Why even AI-forward PMs struggle with automation agents
If you’re finding it hard to get an AI agent working, you’re not alone. I ran a usability test with 5 AI-forward PMs and they all had a hard time.TLDR: The blocker isn’t AI, it’s all the mechanical stuff around it that makes it hard.I ran a usability test with 5 of the most AI-forward PMs at one public tech company. These were PMs that were using multiple AI tools daily at work (one had built a custom GitHub documentation scraper for AI context).To increase chances of success, they were all from the same company, had enterprise contract to an AI automation platform, and we delayed the workshop a few times so that all the IT permissions and approvals could be in place.After 3 hours only one got an automated AI workflow going: a Slack automation that extracted three pain points from user interview transcriptsAs one PM put it: “it sounds like a magic but while most of us all of us are pretty much advanced, and we are all struggling in creating, like, a really, really small thing.” Since these early adopting PMs are my yardstick, that says a lot more about the state of agents than their abilities.
IT permissions for simple tools like Drive and Slack, e.g. “it finds the Google Doc. It finds the Google Drive. But it can’t read the content of the file”
Not being able to send details that might identify customers through their automation platform
Missing integrations or API calls (One PM discovered they needed to use a manual “Google Docs API request” as a workaround to the platform integration)

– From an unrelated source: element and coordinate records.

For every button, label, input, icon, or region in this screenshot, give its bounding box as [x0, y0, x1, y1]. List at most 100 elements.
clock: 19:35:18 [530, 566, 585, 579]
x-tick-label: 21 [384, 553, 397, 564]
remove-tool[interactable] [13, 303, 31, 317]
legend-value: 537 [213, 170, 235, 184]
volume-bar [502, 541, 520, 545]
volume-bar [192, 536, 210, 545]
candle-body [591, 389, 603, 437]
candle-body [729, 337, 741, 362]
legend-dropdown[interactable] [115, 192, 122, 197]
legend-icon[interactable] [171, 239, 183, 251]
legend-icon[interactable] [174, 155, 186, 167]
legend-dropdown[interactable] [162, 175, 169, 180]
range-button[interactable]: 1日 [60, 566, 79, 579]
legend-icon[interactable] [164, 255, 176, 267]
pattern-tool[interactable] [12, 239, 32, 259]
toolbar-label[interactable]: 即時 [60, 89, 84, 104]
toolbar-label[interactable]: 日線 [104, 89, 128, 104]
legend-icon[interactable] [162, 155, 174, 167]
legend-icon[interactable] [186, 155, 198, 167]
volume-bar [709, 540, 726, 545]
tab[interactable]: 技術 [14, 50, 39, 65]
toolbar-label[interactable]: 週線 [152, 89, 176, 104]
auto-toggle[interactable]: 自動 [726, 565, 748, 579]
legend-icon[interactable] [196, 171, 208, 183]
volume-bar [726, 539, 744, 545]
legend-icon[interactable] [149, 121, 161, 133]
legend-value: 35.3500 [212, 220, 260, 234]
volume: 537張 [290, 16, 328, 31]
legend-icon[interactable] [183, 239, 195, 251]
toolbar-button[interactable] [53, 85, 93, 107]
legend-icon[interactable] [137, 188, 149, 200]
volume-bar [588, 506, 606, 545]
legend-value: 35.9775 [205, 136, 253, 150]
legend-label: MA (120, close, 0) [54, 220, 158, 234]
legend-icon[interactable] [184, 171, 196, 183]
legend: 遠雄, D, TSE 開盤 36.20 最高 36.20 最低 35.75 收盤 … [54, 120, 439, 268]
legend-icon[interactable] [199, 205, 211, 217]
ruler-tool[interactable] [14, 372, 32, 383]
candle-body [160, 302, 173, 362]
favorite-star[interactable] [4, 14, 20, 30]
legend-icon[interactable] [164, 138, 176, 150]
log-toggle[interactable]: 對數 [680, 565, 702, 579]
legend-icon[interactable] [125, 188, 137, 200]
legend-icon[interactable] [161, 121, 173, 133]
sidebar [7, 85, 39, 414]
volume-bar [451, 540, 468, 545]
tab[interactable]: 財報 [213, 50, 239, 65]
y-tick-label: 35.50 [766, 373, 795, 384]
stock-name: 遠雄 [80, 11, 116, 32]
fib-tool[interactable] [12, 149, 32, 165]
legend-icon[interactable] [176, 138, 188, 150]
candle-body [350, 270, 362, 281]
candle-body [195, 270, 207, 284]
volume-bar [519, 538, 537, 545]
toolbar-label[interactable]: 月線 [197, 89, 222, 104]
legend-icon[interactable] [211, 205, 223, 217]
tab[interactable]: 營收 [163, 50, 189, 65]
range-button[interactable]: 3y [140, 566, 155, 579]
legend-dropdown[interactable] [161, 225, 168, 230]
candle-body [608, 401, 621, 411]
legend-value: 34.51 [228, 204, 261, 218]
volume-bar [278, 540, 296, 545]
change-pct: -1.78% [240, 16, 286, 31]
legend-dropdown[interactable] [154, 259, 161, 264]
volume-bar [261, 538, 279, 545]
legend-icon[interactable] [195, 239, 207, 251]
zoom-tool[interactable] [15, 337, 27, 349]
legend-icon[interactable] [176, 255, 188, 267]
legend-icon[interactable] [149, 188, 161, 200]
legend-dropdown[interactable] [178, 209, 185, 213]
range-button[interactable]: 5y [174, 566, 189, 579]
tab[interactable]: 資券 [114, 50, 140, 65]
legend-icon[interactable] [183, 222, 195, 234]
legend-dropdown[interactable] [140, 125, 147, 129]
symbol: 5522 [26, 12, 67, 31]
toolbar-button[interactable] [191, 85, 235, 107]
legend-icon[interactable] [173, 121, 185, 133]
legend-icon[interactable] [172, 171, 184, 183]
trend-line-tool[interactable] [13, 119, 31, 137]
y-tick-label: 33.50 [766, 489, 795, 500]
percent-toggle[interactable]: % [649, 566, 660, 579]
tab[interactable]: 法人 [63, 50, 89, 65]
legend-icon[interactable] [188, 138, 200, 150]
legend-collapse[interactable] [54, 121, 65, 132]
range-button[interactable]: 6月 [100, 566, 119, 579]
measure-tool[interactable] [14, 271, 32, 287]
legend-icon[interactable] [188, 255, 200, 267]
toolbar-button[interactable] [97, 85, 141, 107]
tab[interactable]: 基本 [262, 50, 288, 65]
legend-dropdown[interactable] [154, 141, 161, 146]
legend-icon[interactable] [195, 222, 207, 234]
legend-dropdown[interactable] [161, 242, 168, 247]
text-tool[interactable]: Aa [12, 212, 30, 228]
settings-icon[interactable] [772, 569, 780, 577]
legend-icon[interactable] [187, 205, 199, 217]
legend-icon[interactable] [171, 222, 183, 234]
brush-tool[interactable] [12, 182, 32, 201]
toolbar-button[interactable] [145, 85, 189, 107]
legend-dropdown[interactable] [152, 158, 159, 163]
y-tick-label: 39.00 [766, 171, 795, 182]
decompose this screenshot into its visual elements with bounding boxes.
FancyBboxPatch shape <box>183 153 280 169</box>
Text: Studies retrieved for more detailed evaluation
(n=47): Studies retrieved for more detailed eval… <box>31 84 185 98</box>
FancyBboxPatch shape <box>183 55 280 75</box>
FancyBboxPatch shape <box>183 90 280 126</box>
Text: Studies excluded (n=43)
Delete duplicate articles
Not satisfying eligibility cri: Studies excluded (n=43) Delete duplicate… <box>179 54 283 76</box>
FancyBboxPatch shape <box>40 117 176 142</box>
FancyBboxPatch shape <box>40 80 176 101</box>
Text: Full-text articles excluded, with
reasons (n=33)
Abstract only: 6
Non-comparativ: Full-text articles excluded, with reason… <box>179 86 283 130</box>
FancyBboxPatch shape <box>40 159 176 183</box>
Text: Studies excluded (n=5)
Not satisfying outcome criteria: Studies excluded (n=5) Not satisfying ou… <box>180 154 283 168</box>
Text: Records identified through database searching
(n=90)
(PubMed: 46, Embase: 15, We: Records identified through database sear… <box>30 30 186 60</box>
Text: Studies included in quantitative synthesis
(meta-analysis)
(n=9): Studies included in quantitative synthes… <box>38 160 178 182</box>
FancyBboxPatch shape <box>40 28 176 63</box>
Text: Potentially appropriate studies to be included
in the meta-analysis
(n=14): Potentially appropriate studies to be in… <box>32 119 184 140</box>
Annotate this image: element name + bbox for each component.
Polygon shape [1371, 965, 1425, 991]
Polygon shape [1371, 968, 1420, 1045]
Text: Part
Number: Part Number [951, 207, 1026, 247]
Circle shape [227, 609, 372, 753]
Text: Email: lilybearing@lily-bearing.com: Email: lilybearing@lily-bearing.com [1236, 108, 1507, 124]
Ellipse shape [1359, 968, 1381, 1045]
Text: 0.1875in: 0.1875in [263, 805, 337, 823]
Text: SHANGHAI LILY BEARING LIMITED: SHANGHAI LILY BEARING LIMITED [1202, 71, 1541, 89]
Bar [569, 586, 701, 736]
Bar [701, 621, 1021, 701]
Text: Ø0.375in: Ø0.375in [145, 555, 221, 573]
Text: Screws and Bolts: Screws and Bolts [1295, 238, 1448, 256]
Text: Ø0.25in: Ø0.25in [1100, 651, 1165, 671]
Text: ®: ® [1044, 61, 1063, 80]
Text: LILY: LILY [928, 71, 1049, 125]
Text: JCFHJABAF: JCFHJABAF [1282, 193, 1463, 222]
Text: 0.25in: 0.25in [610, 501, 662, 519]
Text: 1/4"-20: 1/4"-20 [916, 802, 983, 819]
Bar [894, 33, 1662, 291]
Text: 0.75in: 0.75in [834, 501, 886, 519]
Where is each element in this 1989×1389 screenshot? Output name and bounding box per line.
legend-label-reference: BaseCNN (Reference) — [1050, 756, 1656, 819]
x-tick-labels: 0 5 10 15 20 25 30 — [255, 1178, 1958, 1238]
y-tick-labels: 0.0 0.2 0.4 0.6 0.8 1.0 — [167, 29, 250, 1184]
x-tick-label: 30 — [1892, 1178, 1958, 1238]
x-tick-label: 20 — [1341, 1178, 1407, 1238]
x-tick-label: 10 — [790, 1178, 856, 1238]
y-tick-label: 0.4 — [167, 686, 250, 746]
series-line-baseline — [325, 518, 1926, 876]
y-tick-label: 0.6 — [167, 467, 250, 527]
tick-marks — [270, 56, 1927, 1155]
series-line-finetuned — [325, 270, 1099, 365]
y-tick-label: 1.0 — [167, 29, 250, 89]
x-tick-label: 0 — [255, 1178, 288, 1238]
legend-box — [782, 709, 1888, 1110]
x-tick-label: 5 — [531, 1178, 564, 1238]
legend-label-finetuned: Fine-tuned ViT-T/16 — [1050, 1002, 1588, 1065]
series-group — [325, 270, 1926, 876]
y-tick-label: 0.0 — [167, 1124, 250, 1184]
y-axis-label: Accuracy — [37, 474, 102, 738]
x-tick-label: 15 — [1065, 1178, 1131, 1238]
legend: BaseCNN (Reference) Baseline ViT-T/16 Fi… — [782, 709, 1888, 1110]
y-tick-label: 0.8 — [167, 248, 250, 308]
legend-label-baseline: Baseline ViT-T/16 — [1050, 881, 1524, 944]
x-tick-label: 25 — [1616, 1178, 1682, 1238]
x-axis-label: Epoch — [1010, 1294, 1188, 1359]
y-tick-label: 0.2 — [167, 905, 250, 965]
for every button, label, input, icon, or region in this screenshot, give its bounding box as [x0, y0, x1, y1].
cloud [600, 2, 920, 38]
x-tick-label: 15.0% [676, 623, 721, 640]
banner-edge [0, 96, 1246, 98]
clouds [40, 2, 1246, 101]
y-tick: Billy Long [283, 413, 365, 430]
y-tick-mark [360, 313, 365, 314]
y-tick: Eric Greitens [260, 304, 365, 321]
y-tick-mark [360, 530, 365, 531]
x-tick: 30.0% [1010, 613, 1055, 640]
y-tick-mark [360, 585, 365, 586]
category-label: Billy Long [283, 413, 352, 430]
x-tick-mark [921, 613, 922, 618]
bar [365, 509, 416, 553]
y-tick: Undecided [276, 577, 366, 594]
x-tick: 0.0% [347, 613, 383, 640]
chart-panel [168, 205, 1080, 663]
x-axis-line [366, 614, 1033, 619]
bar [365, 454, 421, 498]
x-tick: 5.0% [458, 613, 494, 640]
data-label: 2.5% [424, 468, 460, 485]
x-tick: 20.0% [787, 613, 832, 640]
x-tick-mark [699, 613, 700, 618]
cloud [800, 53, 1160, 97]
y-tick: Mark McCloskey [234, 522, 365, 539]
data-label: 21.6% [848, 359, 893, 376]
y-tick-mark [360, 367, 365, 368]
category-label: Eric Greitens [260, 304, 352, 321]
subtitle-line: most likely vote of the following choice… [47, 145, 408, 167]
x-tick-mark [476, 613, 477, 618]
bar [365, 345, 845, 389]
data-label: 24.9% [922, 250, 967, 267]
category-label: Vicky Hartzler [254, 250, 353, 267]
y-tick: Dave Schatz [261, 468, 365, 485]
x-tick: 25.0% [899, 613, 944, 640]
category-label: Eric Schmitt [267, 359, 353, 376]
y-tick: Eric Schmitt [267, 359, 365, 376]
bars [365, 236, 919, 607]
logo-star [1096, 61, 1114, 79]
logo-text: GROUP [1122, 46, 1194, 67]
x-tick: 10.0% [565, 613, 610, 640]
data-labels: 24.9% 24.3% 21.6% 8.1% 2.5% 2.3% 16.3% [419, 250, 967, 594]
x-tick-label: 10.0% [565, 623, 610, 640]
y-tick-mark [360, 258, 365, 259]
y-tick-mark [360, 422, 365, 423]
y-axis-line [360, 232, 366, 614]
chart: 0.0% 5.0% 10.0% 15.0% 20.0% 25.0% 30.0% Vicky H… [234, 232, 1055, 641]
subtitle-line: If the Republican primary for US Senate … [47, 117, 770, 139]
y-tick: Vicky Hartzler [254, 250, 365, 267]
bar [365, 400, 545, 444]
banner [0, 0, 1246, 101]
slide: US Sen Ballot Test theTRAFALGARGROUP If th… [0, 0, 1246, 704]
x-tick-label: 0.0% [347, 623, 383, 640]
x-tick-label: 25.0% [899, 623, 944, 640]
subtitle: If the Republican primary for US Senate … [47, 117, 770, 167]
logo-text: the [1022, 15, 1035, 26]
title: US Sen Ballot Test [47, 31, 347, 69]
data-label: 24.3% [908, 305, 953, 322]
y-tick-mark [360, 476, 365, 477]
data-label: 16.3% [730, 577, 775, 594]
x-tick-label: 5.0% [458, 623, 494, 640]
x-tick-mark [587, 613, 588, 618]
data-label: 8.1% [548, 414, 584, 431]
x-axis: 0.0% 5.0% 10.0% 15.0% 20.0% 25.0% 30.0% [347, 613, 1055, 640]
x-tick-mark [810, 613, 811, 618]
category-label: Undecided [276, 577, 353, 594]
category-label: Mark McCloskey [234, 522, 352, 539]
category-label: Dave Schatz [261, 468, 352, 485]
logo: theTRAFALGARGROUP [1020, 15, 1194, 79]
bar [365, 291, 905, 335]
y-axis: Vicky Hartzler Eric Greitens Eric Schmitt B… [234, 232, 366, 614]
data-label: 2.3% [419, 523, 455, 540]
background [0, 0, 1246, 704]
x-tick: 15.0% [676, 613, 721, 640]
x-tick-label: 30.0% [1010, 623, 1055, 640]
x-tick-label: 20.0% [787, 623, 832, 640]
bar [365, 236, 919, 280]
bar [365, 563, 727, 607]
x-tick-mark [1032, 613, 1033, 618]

AI agent platform UX was confusing (remember, these are super AI-forward operators)
In real life, off-LinkedIn, beyond the demo clips, this stuff is hard. A lot of what we did together was lowering expectations.Even if you get all the right IT permissions, even if you’re comfortable hacking together systems, even if you’ve done your homework and come up with a great use case (and scoped it down!)…there’s no promise the hours you invested will be worthwhile.I usually like to share things that are more practical and optimistic. I wanted to share this one because I hope it’s reassuring and letting people know they’re not alone.PS A glimmer of excitement: recently agentic browsers (like Perplexity Comet) have shown a completely different approach to reaching the same goals… local native desktop software that basically “sits over your shoulder” and uses the same UI and permissions you do—all without IT knowing the difference (mua ha ha ha ha). I’m excited to see where that line of innovation goes.